Ratinger Spieletage Das gemeinsame Spielen verbindet

Ratingen · Die Spieletage in der Stadthalle sind inzwischen die größte Veranstaltung in der Stadt. Und so langsam wird der Austragungsort zu klein für den Besucherandrang.

Die Stadthalle ist fast schon zu klein für die Ratinger Spieletage.

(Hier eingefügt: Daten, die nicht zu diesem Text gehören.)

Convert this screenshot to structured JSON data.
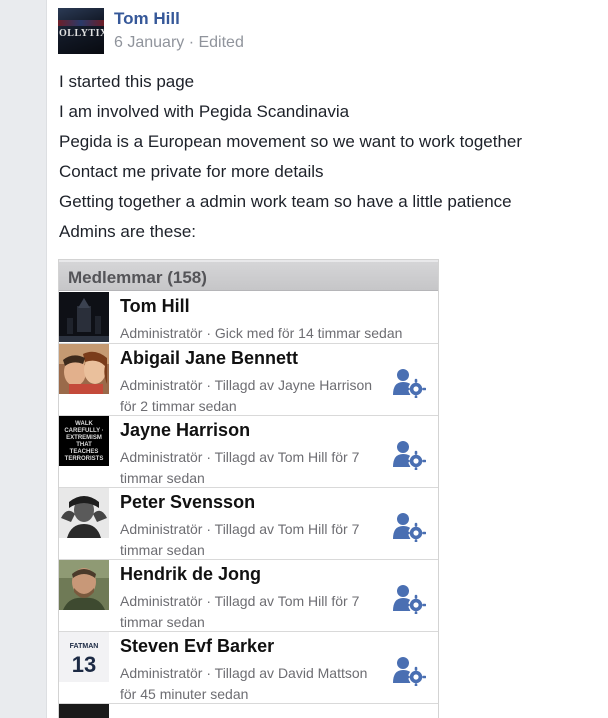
{
  "post": {
    "author": "Tom Hill",
    "date": "6 January",
    "separator": " · ",
    "edited_label": "Edited",
    "avatar_text": "OLLYTIX",
    "lines": [
      "I started this page",
      "I am involved with Pegida Scandinavia",
      "Pegida is a European movement so we want to work together",
      "Contact me private for more details",
      "Getting together a admin work team so have a little patience",
      "Admins are these:"
    ]
  },
  "screenshot": {
    "header": "Medlemmar (158)",
    "members": [
      {
        "name": "Tom Hill",
        "detail": "Administratör · Gick med för 14 timmar sedan",
        "photo": "dark-poster",
        "admin_icon": false
      },
      {
        "name": "Abigail Jane Bennett",
        "detail": "Administratör · Tillagd av Jayne Harrison för 2 timmar sedan",
        "photo": "selfie-couple",
        "admin_icon": true
      },
      {
        "name": "Jayne Harrison",
        "detail": "Administratör · Tillagd av Tom Hill för 7 timmar sedan",
        "photo": "black-text-poster",
        "photo_text": "WALK CAREFULLY · EXTREMISM THAT TEACHES TERRORISTS",
        "admin_icon": true
      },
      {
        "name": "Peter Svensson",
        "detail": "Administratör · Tillagd av Tom Hill för 7 timmar sedan",
        "photo": "man-portrait-bw",
        "admin_icon": true
      },
      {
        "name": "Hendrik de Jong",
        "detail": "Administratör · Tillagd av Tom Hill för 7 timmar sedan",
        "photo": "man-portrait-outdoor",
        "admin_icon": true
      },
      {
        "name": "Steven Evf Barker",
        "detail": "Administratör · Tillagd av David Mattson för 45 minuter sedan",
        "photo": "fatman-jersey",
        "photo_text": "FATMAN",
        "jersey_number": "13",
        "admin_icon": true
      }
    ]
  },
  "colors": {
    "link": "#365899",
    "meta": "#90949c",
    "text": "#1d2129",
    "admin_icon": "#4a6fb2"
  }
}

Die Stadthalle ist fast schon zu klein für die Ratinger Spieletage.

Foto: Achim Blazy (abz)

Was Andrea Laumen von der evangelischen Kirche 1994 im Kleinen begonnen hatte, ist 30 Jahre später die größte Spieleveranstaltung in Ratingen. Gemeinsam mit Thomas Fedder (Ehrenamtlich im Auftrag des Jugendamtes) organisiert sie an zwei Tagen im Jahr die Ratinger Spieletage. „Die Stadthalle ist zwar Ratingens größter Raum, aber im Grunde mittlerweile schon zu klein für uns“, sagt Andrea Laumen.

Das Foyer, der Angersaal und das ehemalige Restaurant sind an diesen Tagen von Hobby und Profispielern, Autoren und Entwicklern, Visionären und Enthusiasten bevölkert. In jeder Ecke haben die rund 30 Ehrenamtlichen, die für den reibungslosen und harmonischen Ablauf der Tage sorgen, Platz für die Teilnehmenden und Gäste geschaffen. Besonders hoch ist der Andrang auf dem Flohmarkt, wo allerlei Spiele für wenig Geld den Besitzer wechseln. Da immer nur circa 40 Interessierte gleichzeitig eingelassen werden, bildet sich schon früh eine Schlange vor dem Eingang des ehemaligen Restaurants.

Insgesamt rund 3000 Menschen besuchen die Spieletage. Die Tendenz zeigt seit der Corona-Pandemie steil nach oben. „Die Menschen empfanden schon immer gemeinsames Spielen als besonders angenehm“, so Andrea Laumen. „Aber in letzter Zeit wird es immer deutlicher, welche Funktion das gemeinschaftliche Spiel für unser Miteinander hat.“

Der Fantasie beim
Spielen freien Lauf lassen

Gruppen von Gleichaltrigen lassen im gemeinsamen Spiel ihrer Fantasie freien Lauf und entdecken Vorteile ihrer speziellen Fähigkeiten die zum Gewinn führen. In Familien werden die jüngsten Mitglieder behutsam an das „Gewinnen“ und „Verlieren können“ im Spiel und im Leben herangeführt.

Aufwendige Spiele, die Menschen über Stunden zusammen führen, sind genauso beliebt wie Geschicklichkeitsspiele als Zeitvertreib. Neben den klassischen Brettspielen, die teilweise durch veränderte Optik oder angepasstes Regelwerk modernisiert wurden, gibt es auch völlige Neuentwicklungen. In so manches Spiel wurde von Verlagen und Vereinen viel Geld und Zeit investiert, bevor nach jahrelanger Entwicklung ein serienreifes Spiel entstanden ist. Aber spätestens dann ist es jedem möglich, am Ess- oder Wohnzimmertisch, Zuhause oder unterwegs, mit Freunden oder der Familie, in eine andere Dimension einzutauchen. Dabei sollen schon ganze Universen gerettet worden sein, die Zeit verändert, Mörder aufgespürt, oder einfach der Dom in Köln gelassen worden sein.

„Die Gruppe der Spielenden ist genauso vielfältig und großartig wie unsere gesamte Gesellschaft“, sagt Thomas Fedder. „Wie wichtig diese gemeinschaftliche Freizeit ist, erkennt man einerseits durch die hohe Unterstützung seitens der Stadtverwaltung als auch in der hohen Akzeptanz durch die Stadtgesellschaft“.

Die Spieletage gehören zu den besucherstärksten Veranstaltungen in Ratingen und sind mittlerweile überregional bekannt. Wer sie verpasst hat, kann sich aber auch bei der VHS Ratingen jederzeit informieren oder zu dem regelmäßig stattfindenden Spieletreff in den Räumen der VHS oder im Seniorentreff Süd kommen. Auch das Spiel „Dorfgemeinschaft“ (Spiel des Jahres), das sich mit dem gemeinschaftlichen Aufbau eines Dorfes beschäftigt, ist beim VHS-Spieletreff vorhanden und kann gespielt werden.

Dort steht Interessierten unter anderem Dr. Arne Claussen mit Rat zur Verfügung, der sich mit der qualitativen Einordnung von Spielen sehr gewissenhaft auseinandersetzt.